In 1966, Connecticut was successfully redistricted, and Thornton was unanimously chosen as the Republican nominee for the newly created 21st district. She was elected and served three terms.

In 1972, following another redistricting, Thornton was elected to the 31st district, where she served two more terms. She did not run for reelection in 1976 and was succeeded by fellow Republican Antonina Parker.

===Political positions and legislation===
Thornton was a supporter of U.S. Senator Barry Goldwater's 1964 presidential campaign and was a staff member at the campaign's Connecticut headquarters.

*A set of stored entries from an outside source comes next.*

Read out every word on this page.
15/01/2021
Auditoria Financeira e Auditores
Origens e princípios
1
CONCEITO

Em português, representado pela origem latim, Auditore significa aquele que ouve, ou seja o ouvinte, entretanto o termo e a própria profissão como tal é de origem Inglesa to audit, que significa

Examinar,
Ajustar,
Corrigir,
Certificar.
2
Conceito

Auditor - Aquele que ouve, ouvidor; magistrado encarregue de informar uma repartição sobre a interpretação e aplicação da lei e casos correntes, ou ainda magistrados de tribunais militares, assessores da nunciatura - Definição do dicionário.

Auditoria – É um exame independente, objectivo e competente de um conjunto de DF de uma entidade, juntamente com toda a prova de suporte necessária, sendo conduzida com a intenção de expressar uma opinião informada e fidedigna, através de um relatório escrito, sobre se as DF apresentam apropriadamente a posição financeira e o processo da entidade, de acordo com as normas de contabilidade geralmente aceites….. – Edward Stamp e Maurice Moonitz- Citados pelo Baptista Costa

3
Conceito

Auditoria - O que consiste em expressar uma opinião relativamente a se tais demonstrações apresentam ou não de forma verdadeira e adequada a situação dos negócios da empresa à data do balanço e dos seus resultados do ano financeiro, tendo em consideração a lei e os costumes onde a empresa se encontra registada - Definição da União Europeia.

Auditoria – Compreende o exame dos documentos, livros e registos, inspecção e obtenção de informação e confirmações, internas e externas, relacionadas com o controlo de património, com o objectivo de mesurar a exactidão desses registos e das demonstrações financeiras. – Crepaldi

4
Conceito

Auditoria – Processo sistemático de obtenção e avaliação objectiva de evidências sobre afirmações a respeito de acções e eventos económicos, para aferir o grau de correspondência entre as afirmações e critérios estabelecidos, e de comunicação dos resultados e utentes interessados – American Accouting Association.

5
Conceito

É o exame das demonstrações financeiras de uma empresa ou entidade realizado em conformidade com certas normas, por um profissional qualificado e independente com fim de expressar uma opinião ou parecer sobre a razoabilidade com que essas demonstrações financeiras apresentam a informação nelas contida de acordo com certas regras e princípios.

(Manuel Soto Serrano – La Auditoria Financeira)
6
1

Thornton authored a bill in support of expanding abortion rights in Connecticut, which then only permitted abortion to save the life of the mother, to allow abortion in cases where "the physical and mental health of the mother are endangered", as well as in cases of rape or incest. The bill failed in the House of Representatives in June 1967, defeated in a 73-59 vote.

Thornton authored a "right to work" bill that would make it illegal to discriminate in hiring due to a candidate's union or non-union status.

==Death==
Thornton died at her home in Glastonbury, Connecticut, on February 17, 1980. She was 58.